But the bio-kids pose all the typical dilemmas that parents encounter. How to build their confidence…how to instill life skills…how to engender empathy…how to provide guidance and discipline? Even if my parents are total screw-ups in myriad ways, they are genuinely anxious about raising the girls properly.
Even though spanking is a non-issue at LBHQ, where the only physical punishment that occurs is administered by children to a certain bear, we live in a demographic that reads Proverbs (although perhaps not Deuteronomy’s more choice bits)—i.e., spare the rod, spoil the child. While you don’t see parents whacking their kids at the playground too often, you frequently hear earnest conversations in which one parent defends to another the place of spanking in the God-fearing dad or mum’s parental toolkit. And even more often you hear these parents threatening their kids with a spanking.
At LBHQ there are no “spanking offenses” on the books. The kids do not live in fear of a hiding. They don’t quake fearfully in remembrance of past spankings. They only even know the word “spank” because it gets used teasingly (and they may have overheard the term “spank the monkey”).
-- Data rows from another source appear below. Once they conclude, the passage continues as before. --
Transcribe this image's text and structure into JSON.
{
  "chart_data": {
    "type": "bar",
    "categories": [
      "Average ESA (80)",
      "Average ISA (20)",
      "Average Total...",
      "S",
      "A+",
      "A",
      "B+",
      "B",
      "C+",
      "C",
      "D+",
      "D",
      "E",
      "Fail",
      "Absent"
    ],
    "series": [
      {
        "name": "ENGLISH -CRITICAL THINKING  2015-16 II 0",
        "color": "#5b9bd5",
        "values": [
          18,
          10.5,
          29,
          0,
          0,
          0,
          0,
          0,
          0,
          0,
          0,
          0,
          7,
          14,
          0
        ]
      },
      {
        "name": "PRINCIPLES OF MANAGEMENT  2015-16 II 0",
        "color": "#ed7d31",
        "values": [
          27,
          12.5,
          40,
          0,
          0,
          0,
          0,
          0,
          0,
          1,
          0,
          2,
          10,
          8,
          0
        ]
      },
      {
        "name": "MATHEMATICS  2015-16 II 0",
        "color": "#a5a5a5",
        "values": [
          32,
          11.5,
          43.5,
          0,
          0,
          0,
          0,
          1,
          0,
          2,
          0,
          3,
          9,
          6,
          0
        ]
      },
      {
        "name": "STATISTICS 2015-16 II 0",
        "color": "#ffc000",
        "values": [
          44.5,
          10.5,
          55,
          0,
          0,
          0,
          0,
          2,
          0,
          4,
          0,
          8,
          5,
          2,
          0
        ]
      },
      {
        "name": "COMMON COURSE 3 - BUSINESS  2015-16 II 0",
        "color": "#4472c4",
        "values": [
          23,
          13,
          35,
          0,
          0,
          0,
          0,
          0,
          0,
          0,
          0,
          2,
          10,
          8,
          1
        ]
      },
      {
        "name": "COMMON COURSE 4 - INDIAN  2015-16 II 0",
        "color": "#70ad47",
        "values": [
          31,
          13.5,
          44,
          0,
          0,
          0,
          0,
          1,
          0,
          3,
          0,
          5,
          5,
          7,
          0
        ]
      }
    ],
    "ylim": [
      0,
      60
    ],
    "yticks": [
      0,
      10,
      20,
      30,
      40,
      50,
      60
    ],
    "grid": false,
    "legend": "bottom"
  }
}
This is not to say they’ve never received a swat on the bum. My mum recalls (guiltily) the day P refused to have her crappy diaper changed, kicking and screaming her resistance even as excrement leaked from her pants to the floor. She escaped the change mat while still covered in crap and darted across the room, flinging the feces off her body on the way to her clean bedsheets—at which point Mum seized her and gave her bum a smack. She hadn’t managed to persuade P to cooperate, and her frustration got the better of her. This happens to plenty of parents. But parents like mine don’t feel good about it. They rehash the scene for days after, wondering how they could have defused the situation without resorting to physical means.
It’s one thing to lose your cool and feel terrible afterwards. It’s another thing to make a calculated choice to hit your child because you believe a higher authority endorses the action as a disciplinary method.
Unhappy Mommy does a much better job than I can do outlining the arguments against spanking, going so far as to provide citations to support her position. She writes a balanced, nonjudgmental, and thoughtful piece on the subject. Is it ever a hot-button topic! The comments rolled in, and one commenter particularly caught my attention; she was so inanely self-righteous that I decided to rebut each of her points one by one. I know, I come across as a total asshole, but it bothered me so much that someone could mindlessly take a verse from Proverbs as license to hit a child. Whether you’re an atheist, an agnostic, or a believer, it should be obvious that much of the bible shouldn’t be taken literally (child sacrifice in Judges 11:30-39 for example, or God-sent bears mauling children in 2 Kings 2:23-24). And if some of it shouldn’t be taken literally, why should any of it be taken literally—especially as it applies to modern-day parenting?
I don’t think it’s disrespectful to anyone’s faith to say that as a society we should be able to devise good guidelines about child rearing that consider the optimal well-being of children and utilize any and all science at hand to steer us in the right direction. We are all learning and making mistakes every day—but the biggest mistake is to turn our brains off and dumbly accept one cherry-picked piece of scripture as an edifice on which to base our parental discipline.
Thump! That was me falling off the soapbox. Tomorrow we’ll be back to the usual drunkenness and debauchery. Promise.